L’URSSAF L-R va expérimenter les chatbots au service des indépendants

Ils s’immiscent partout. Les assistants conversationnels ou chatbots entrent peu à peu dans notre quotidien. Les banques ont intégré à leurs services ces assistants virtuels, qu’ils soient vocaux, textuels ou les deux, à l’instar des assurances, des opérateurs de téléphonie ou des administrations et services publics comme Ameli. L’URSSAF disposera bientôt d’un chatbot pour répondre aux questions d’une partie de ses ressortissants. Le concept va être testé pendant deux ans dans l’Hérault pour être ensuite généralisé à la France entière à l’horizon 2021.

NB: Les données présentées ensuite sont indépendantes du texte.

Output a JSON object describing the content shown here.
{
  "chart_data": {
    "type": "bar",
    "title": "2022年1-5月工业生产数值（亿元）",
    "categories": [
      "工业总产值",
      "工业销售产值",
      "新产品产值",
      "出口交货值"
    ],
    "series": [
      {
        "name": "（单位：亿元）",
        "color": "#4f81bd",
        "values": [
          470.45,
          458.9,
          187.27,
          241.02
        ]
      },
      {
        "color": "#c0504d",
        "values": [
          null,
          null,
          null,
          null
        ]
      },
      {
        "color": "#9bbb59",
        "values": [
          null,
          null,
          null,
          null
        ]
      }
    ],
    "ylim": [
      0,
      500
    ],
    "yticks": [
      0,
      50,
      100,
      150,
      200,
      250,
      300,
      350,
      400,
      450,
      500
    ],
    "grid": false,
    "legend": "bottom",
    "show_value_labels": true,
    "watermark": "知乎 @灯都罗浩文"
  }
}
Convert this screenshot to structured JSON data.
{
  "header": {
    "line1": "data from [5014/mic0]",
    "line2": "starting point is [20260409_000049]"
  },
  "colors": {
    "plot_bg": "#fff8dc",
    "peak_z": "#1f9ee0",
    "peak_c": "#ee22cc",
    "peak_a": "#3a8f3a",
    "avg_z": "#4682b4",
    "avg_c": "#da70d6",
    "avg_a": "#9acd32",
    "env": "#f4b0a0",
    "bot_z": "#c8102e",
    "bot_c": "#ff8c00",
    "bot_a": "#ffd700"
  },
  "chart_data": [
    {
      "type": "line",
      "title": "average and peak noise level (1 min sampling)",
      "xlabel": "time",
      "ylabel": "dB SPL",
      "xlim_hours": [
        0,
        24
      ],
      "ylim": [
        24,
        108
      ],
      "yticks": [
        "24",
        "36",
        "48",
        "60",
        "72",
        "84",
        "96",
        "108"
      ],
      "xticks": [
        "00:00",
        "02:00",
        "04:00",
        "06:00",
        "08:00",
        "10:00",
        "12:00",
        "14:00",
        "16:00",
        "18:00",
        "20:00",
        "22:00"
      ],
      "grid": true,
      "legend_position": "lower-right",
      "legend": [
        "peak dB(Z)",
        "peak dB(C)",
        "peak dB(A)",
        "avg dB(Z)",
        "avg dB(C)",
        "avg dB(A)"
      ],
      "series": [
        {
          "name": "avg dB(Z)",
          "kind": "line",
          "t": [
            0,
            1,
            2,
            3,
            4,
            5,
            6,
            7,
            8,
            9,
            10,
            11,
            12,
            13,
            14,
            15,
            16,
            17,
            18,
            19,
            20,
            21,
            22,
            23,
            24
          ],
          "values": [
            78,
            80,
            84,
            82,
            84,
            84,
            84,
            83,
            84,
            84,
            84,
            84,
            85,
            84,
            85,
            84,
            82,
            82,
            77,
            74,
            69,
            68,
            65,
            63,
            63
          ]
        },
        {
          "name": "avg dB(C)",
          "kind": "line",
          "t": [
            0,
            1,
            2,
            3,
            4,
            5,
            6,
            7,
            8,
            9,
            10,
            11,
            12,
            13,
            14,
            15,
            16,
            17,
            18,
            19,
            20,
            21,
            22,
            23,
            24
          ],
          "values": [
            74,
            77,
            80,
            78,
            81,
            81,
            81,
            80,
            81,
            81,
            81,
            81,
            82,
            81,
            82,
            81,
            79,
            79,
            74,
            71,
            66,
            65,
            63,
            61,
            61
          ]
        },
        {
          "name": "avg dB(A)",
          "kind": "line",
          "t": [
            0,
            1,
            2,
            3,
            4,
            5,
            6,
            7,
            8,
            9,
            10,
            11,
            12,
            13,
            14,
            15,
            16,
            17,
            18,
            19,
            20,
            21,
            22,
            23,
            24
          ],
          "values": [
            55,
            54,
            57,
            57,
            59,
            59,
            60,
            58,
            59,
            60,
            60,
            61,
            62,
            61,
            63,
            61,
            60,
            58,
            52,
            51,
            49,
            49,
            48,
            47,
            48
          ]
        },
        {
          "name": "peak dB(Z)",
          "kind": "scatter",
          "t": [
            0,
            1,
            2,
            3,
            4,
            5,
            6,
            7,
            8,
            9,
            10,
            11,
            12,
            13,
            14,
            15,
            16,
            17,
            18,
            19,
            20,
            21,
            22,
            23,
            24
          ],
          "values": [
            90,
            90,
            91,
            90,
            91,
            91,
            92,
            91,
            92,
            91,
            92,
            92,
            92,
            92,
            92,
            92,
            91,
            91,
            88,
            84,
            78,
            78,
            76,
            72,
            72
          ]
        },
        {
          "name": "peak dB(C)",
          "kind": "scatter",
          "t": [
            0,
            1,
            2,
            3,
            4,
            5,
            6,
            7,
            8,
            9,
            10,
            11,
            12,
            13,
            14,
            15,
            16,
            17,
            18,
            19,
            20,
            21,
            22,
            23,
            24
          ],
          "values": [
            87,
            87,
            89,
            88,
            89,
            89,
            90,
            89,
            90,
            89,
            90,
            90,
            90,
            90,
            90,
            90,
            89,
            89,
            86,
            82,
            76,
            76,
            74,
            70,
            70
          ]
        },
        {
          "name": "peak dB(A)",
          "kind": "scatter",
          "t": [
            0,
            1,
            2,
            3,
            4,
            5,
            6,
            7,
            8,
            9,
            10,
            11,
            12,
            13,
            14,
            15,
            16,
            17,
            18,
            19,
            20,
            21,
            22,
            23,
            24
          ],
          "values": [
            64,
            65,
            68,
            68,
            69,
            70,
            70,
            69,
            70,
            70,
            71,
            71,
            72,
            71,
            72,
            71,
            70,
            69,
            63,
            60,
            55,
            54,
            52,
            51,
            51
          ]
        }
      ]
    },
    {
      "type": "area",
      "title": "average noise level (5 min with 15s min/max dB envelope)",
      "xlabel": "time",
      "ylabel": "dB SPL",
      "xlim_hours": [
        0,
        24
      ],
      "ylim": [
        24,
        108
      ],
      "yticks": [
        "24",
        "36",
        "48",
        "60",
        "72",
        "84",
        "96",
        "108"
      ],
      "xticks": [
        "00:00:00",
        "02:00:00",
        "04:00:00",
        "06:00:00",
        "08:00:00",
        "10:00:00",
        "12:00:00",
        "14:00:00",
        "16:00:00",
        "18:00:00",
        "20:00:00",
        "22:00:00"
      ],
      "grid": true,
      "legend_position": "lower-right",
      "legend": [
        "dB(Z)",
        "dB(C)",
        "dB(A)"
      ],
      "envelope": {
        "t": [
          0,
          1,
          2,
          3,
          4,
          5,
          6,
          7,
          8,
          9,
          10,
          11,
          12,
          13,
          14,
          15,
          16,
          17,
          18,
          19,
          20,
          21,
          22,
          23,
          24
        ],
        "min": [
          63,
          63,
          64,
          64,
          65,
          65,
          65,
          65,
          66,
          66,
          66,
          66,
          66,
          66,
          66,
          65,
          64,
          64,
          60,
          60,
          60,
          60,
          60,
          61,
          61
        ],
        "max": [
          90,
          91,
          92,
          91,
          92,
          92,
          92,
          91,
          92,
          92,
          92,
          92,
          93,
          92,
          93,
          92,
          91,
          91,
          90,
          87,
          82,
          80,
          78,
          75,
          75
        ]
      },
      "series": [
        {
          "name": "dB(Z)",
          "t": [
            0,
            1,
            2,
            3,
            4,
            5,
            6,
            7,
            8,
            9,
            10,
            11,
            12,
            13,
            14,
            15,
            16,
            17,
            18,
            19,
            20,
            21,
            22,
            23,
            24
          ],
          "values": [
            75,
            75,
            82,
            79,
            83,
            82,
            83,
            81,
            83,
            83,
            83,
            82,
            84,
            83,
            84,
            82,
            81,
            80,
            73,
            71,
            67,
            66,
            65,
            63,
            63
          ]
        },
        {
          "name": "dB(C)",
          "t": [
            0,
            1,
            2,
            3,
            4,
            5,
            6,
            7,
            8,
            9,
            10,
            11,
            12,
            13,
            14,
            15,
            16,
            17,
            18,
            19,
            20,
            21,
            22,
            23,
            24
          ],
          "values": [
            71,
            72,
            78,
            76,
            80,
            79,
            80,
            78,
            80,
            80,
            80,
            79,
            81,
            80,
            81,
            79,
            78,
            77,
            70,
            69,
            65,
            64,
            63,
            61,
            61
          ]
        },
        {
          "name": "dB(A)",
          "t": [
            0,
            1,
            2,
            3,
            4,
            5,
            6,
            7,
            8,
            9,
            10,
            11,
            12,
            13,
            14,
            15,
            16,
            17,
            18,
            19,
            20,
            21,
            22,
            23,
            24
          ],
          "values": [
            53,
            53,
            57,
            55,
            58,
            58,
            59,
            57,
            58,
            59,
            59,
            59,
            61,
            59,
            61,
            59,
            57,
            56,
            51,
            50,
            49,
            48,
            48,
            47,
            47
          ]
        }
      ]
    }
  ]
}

Isabelle Prévot, directrice du Business & Innovation Center (BIC) de Montpellier Méditerranée Métropole — deuxième meilleur incubateur mondial et partenaire de la French Tech Montpelliéraine — a accueilli, jeudi 18 octobre, l’équipe d’encadrement de l’Urssaf Languedoc-Roussillon. Une visite qui pourrait être singulière si le thème de l’innovation n’était au cœur de la stratégie du réseau des Urssaf. Une innovation favorisant l’amélioration de la relation de service et l’accompagnement des entreprises. La loi ESSOC « pour un Etat au service d’une société de confiance » renforce d’ailleurs cette vision d’un service reposant sur la confiance et privilégiant l’accompagnement et le conseil.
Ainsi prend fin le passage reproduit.